The Insurance Regulatory and Development Authority of India (IRDA) will now seek segment-wise balance sheets from insurance companies to ensure that they make adequate provisions for claims as well as not offer unreasonable pricing in some segments.
People in the know have said that especially in segments like group health and fire where insurers have been found to be giving discounts even if the claims are high in order to retain the client’s business. In this process, some insurers compete aggressively on the premiums leading to heavy underwriting losses.
“When insurers bring out segment-wise results of various segments, it will be clear as to how much underwriting loss they are making.
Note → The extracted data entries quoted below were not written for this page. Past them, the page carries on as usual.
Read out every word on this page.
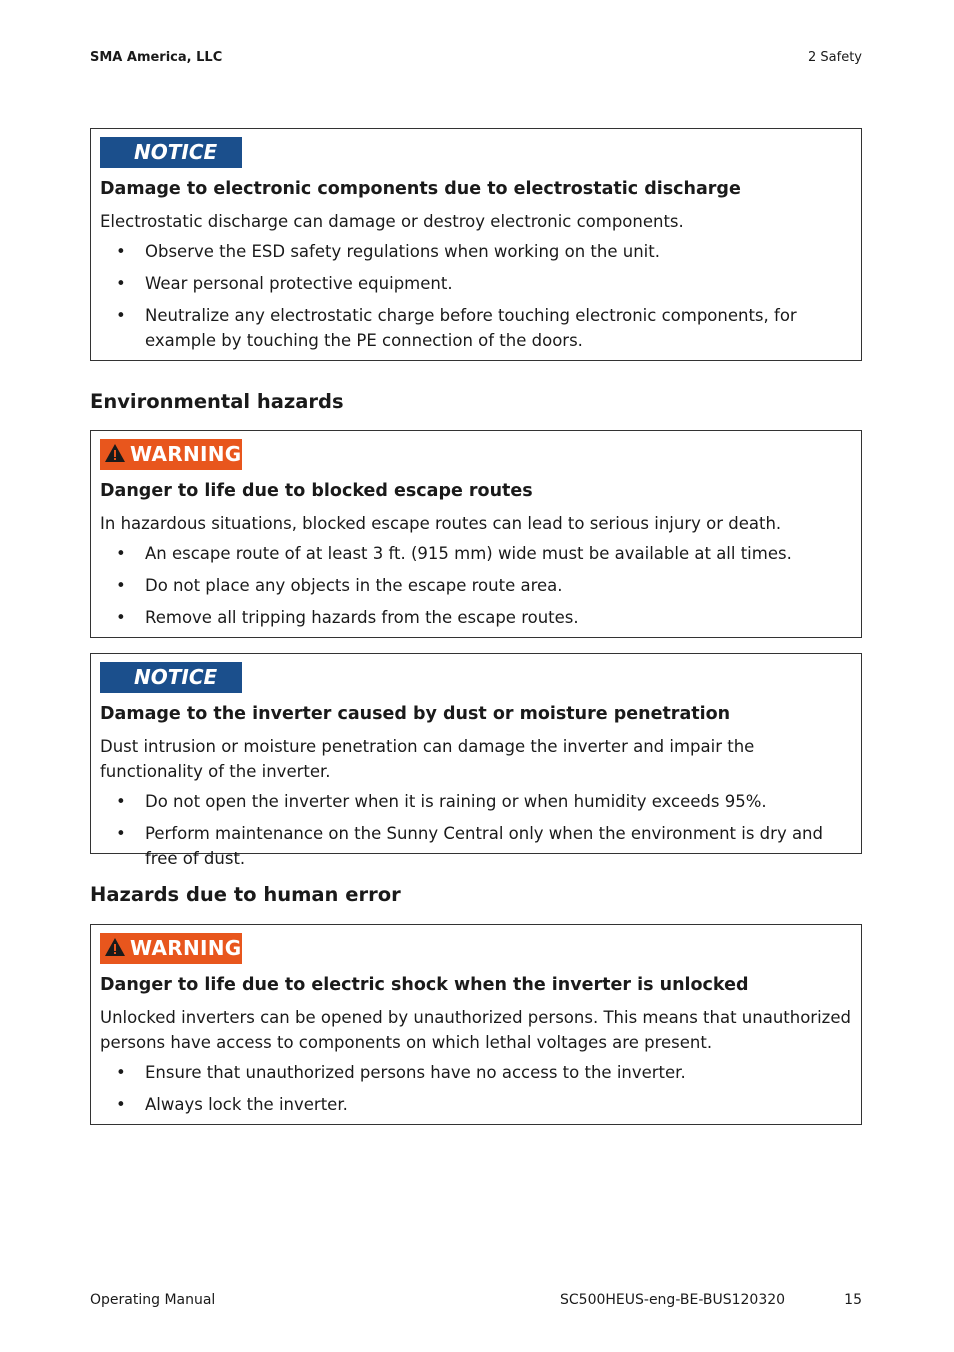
SMA America, LLC	2 Safety
NOTICE

Damage to electronic components due to electrostatic discharge

Electrostatic discharge can damage or destroy electronic components.

• Observe the ESD safety regulations when working on the unit.
• Wear personal protective equipment.
• Neutralize any electrostatic charge before touching electronic components, for example by touching the PE connection of the doors.
Environmental hazards
WARNING

Danger to life due to blocked escape routes

In hazardous situations, blocked escape routes can lead to serious injury or death.

• An escape route of at least 3 ft. (915 mm) wide must be available at all times.
• Do not place any objects in the escape route area.
• Remove all tripping hazards from the escape routes.
NOTICE

Damage to the inverter caused by dust or moisture penetration

Dust intrusion or moisture penetration can damage the inverter and impair the functionality of the inverter.

• Do not open the inverter when it is raining or when humidity exceeds 95%.
• Perform maintenance on the Sunny Central only when the environment is dry and free of dust.
Hazards due to human error
WARNING

Danger to life due to electric shock when the inverter is unlocked

Unlocked inverters can be opened by unauthorized persons. This means that unauthorized persons have access to components on which lethal voltages are present.

• Ensure that unauthorized persons have no access to the inverter.
• Always lock the inverter.
Operating Manual	SC500HEUS-eng-BE-BUS120320	15
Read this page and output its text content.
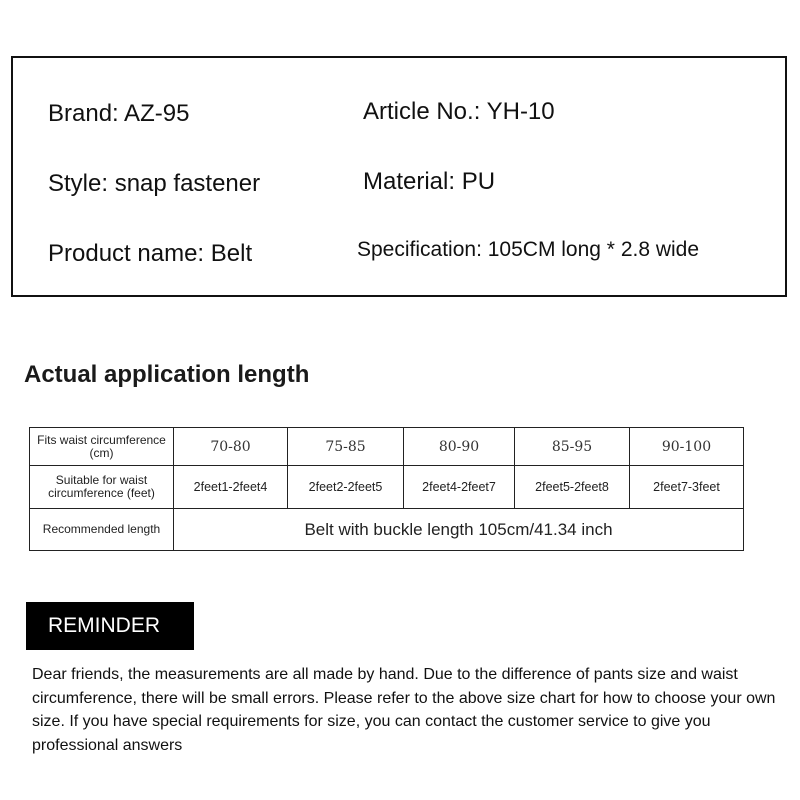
Brand: AZ-95	Article No.: YH-10
Style: snap fastener	Material: PU
Product name: Belt	Specification: 105CM long * 2.8 wide
Actual application length
Fits waist circumference (cm)	70-80	75-85	80-90	85-95	90-100
Suitable for waist circumference (feet)	2feet1-2feet4	2feet2-2feet5	2feet4-2feet7	2feet5-2feet8	2feet7-3feet
Recommended length	Belt with buckle length 105cm/41.34 inch				
REMINDER
Dear friends, the measurements are all made by hand. Due to the difference of pants size and waist circumference, there will be small errors. Please refer to the above size chart for how to choose your own size. If you have special requirements for size, you can contact the customer service to give you professional answers
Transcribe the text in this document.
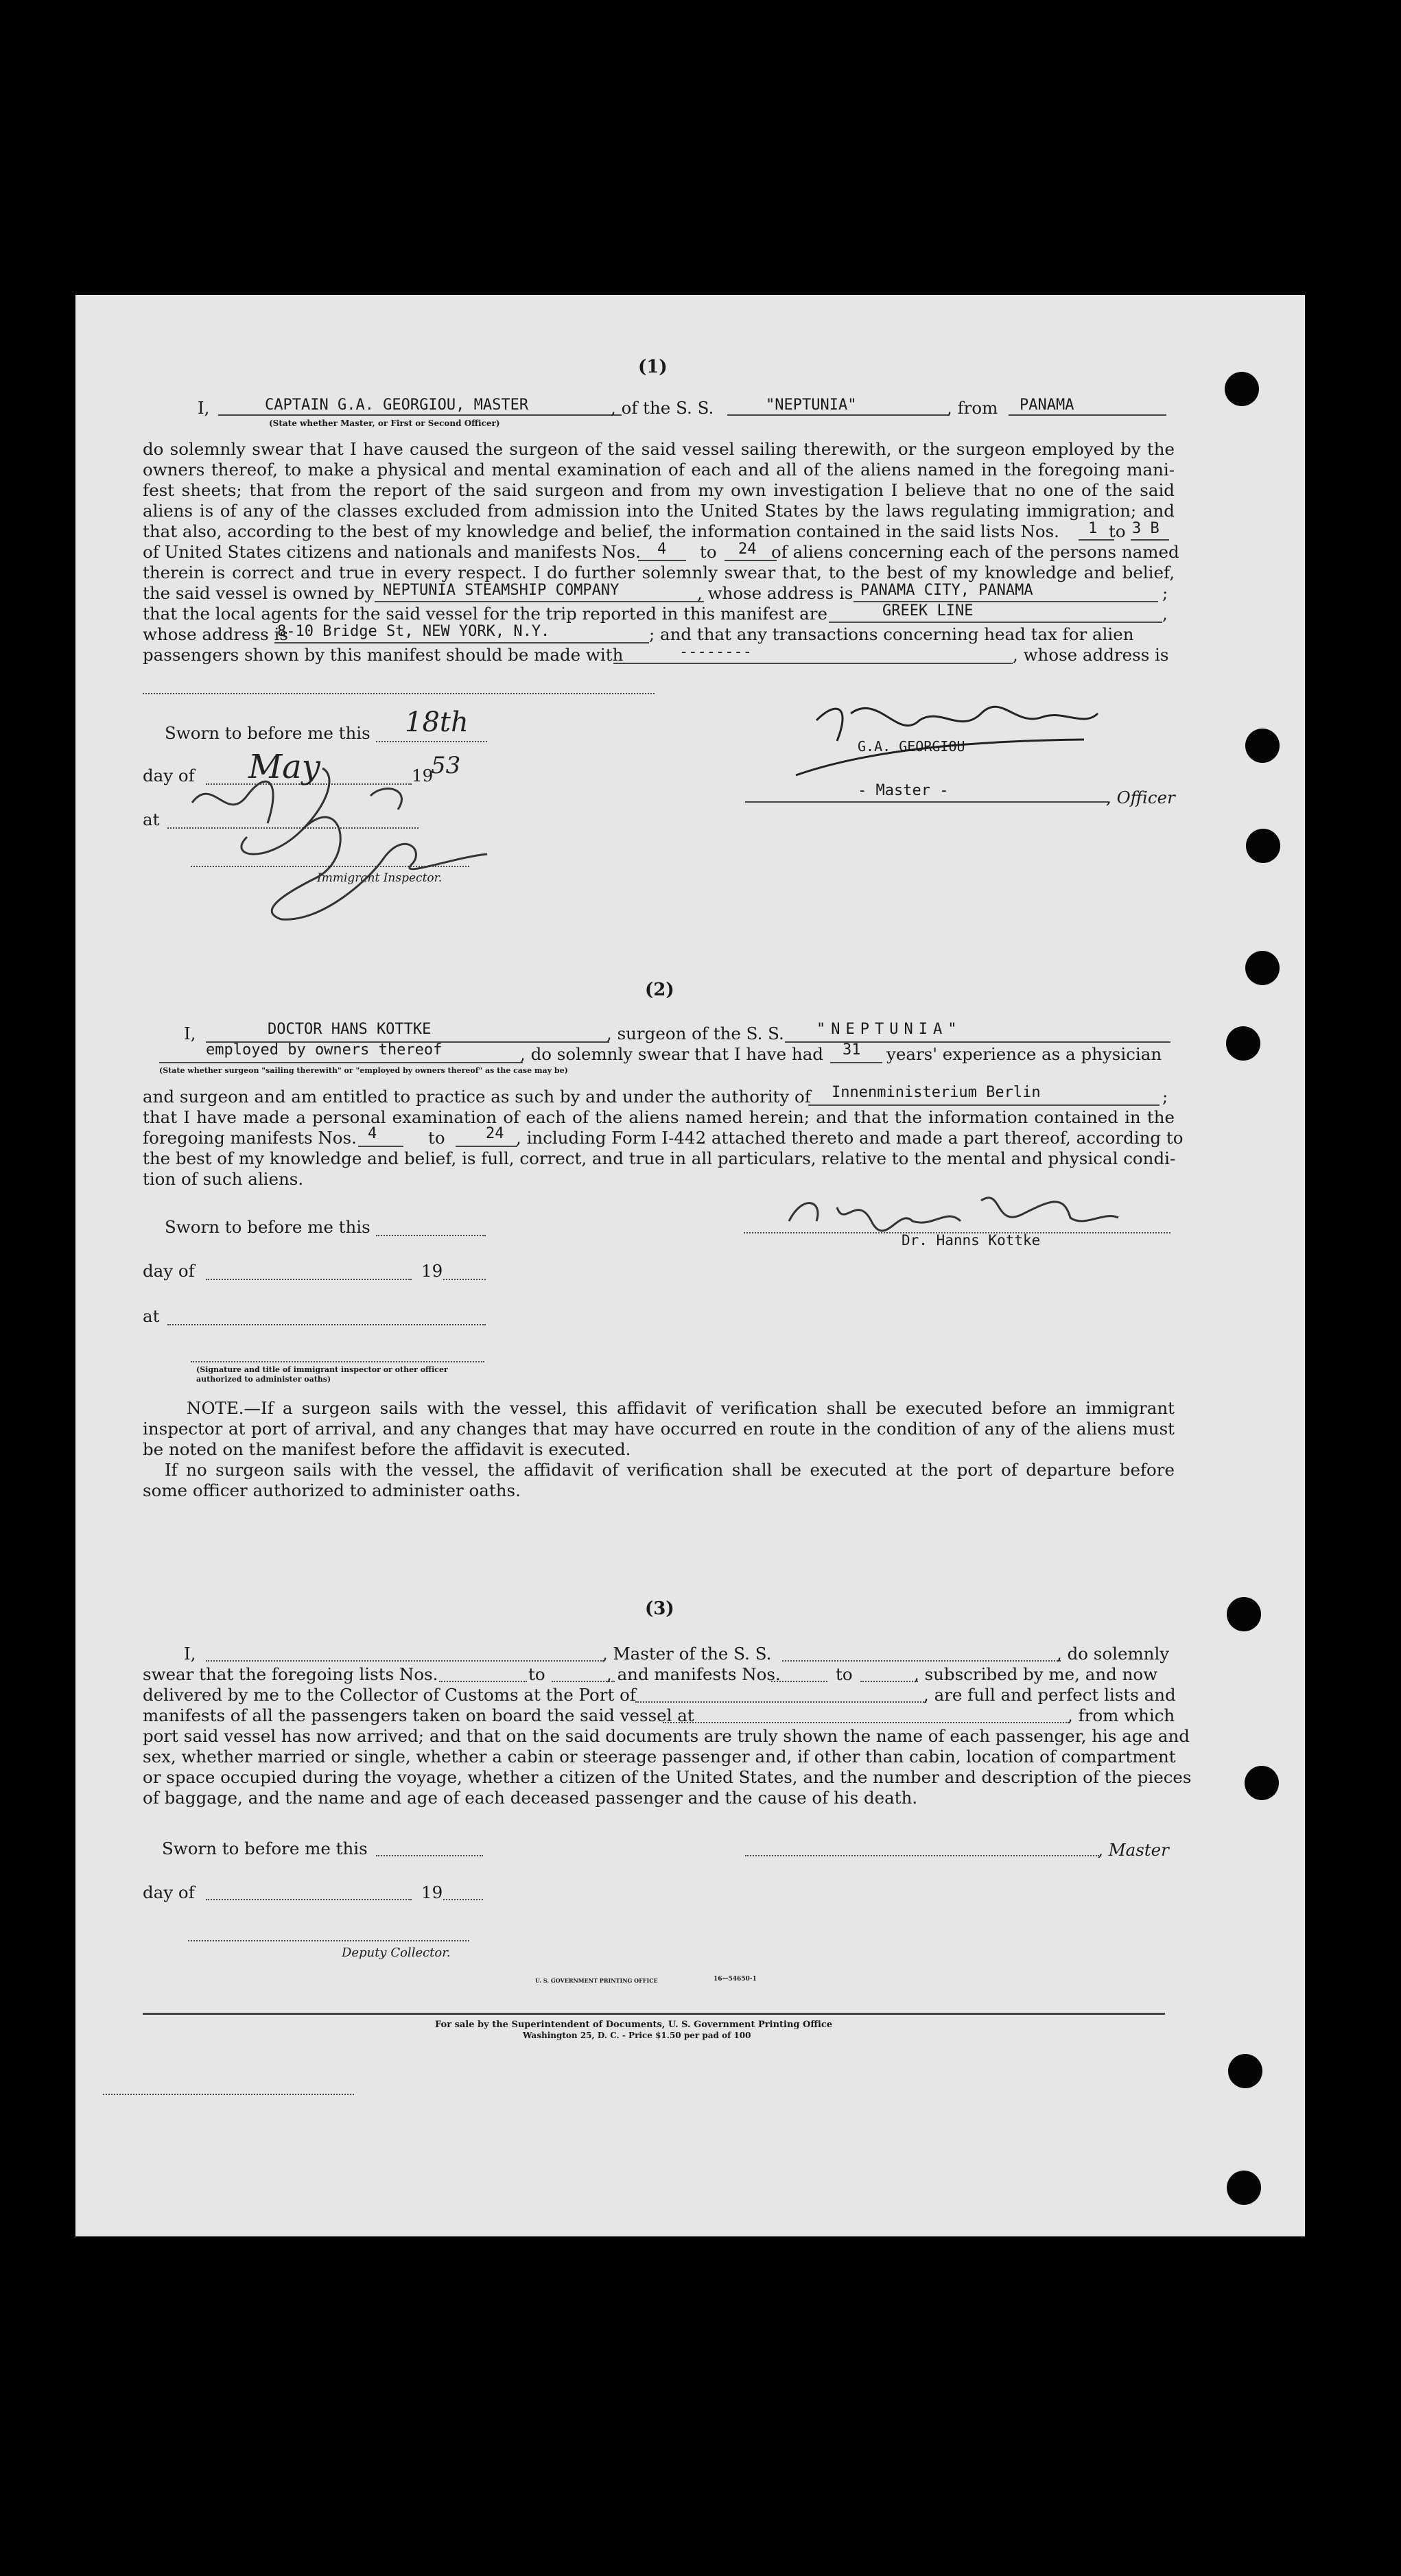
(1)
I,	CAPTAIN G.A. GEORGIOU, MASTER	, of the S. S.	"NEPTUNIA"	, from PANAMA
(State whether Master, or First or Second Officer)
do solemnly swear that I have caused the surgeon of the said vessel sailing therewith, or the surgeon employed by the
owners thereof, to make a physical and mental examination of each and all of the aliens named in the foregoing mani-
fest sheets; that from the report of the said surgeon and from my own investigation I believe that no one of the said
aliens is of any of the classes excluded from admission into the United States by the laws regulating immigration; and
that also, according to the best of my knowledge and belief, the information contained in the said lists Nos. 1 to 3 B
of United States citizens and nationals and manifests Nos. 4 to 24 of aliens concerning each of the persons named
therein is correct and true in every respect. I do further solemnly swear that, to the best of my knowledge and belief,
the said vessel is owned by NEPTUNIA STEAMSHIP COMPANY	, whose address is PANAMA CITY, PANAMA	;
that the local agents for the said vessel for the trip reported in this manifest are	GREEK LINE	,
whose address is
8-10 Bridge St, NEW YORK, N.Y.	; and that any transactions concerning head tax for alien
passengers shown by this manifest should be made with	--------	, whose address is
Sworn to before me this 18th
day of May	19
53
at
Immigrant Inspector.
G.A. GEORGIOU
- Master -	, Officer
(2)
I,	DOCTOR HANS KOTTKE	, surgeon of the S. S. "NEPTUNIA"
employed by owners thereof	, do solemnly swear that I have had 31 years' experience as a physician
(State whether surgeon "sailing therewith" or "employed by owners thereof" as the case may be)
and surgeon and am entitled to practice as such by and under the authority of Innenministerium Berlin	;
that I have made a personal examination of each of the aliens named herein; and that the information contained in the
foregoing manifests Nos. 4	to	24 , including Form I-442 attached thereto and made a part thereof, according to
the best of my knowledge and belief, is full, correct, and true in all particulars, relative to the mental and physical condi-
tion of such aliens.
Dr. Hanns Kottke
Sworn to before me this
day of	19
at
(Signature and title of immigrant inspector or other officer authorized to administer oaths)
NOTE.—If a surgeon sails with the vessel, this affidavit of verification shall be executed before an immigrant
inspector at port of arrival, and any changes that may have occurred en route in the condition of any of the aliens must
be noted on the manifest before the affidavit is executed.
If no surgeon sails with the vessel, the affidavit of verification shall be executed at the port of departure before
some officer authorized to administer oaths.
(3)
I,	, Master of the S. S.	, do solemnly
swear that the foregoing lists Nos.	to	, and manifests Nos.	to	, subscribed by me, and now
delivered by me to the Collector of Customs at the Port of	, are full and perfect lists and
manifests of all the passengers taken on board the said vessel at	, from which
port said vessel has now arrived; and that on the said documents are truly shown the name of each passenger, his age and
sex, whether married or single, whether a cabin or steerage passenger and, if other than cabin, location of compartment
or space occupied during the voyage, whether a citizen of the United States, and the number and description of the pieces
of baggage, and the name and age of each deceased passenger and the cause of his death.
Sworn to before me this	, Master
day of	19
Deputy Collector.
U. S. GOVERNMENT PRINTING OFFICE	16—54650-1
For sale by the Superintendent of Documents, U. S. Government Printing Office
Washington 25, D. C. - Price $1.50 per pad of 100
On the basis of this, the insurers can be questioned on their business strategies,” an official said.
The general insurance industry is making underwriting losses which means that the claims that they pay on a yearly basis is more than the premiums that they collect. In segments like group health, fire and engineering, and motor third party, underwriting loss for the public sector and private insurers are high.
According to data from IRDA, public sector insurers had Rs 10,862 crore of underwriting loss for 2015-16, compared to Rs 7,169 crore in 2014-15. Similarly, private insurers had Rs 3684 crore of underwriting loss in 2015-16 compared to Rs 2,432 crore in 2014-15. Here, the Chennai flood claims, cost of acquisition as well as intense competition led to higher losses.
With this, combined ratios (that includes claims, commissions and management expenses) also rose to 117.6 percent in FY16 from 114.2 percent in the previous financial year. This means that for every Rs 100 paid as premium, Rs 118 is paid as premium.
At the time of the renewal of a corporate policy, insurers offer reduced premiums so that the client is incentivised to stay insured with that particular company. While IRDA has discouraged the insurers from indulging in such practices, the incidents continue. A senior industry official said that while companies were asked to look into the burning cost of each policy before deciding the premium, close competition has led them to many players abandoning these strategies.
Many private sector insurers have also refrained from either offering better rates to clients or exited business so that their bottom-line does not get impacted at the cost of the top-line. Sources said that those companies offering discounts will also be required to maintain a higher level of capital.In the public sector general insurance space where companies are in preparation for listing on the stock exchanges, the cleaning up of the books has begun.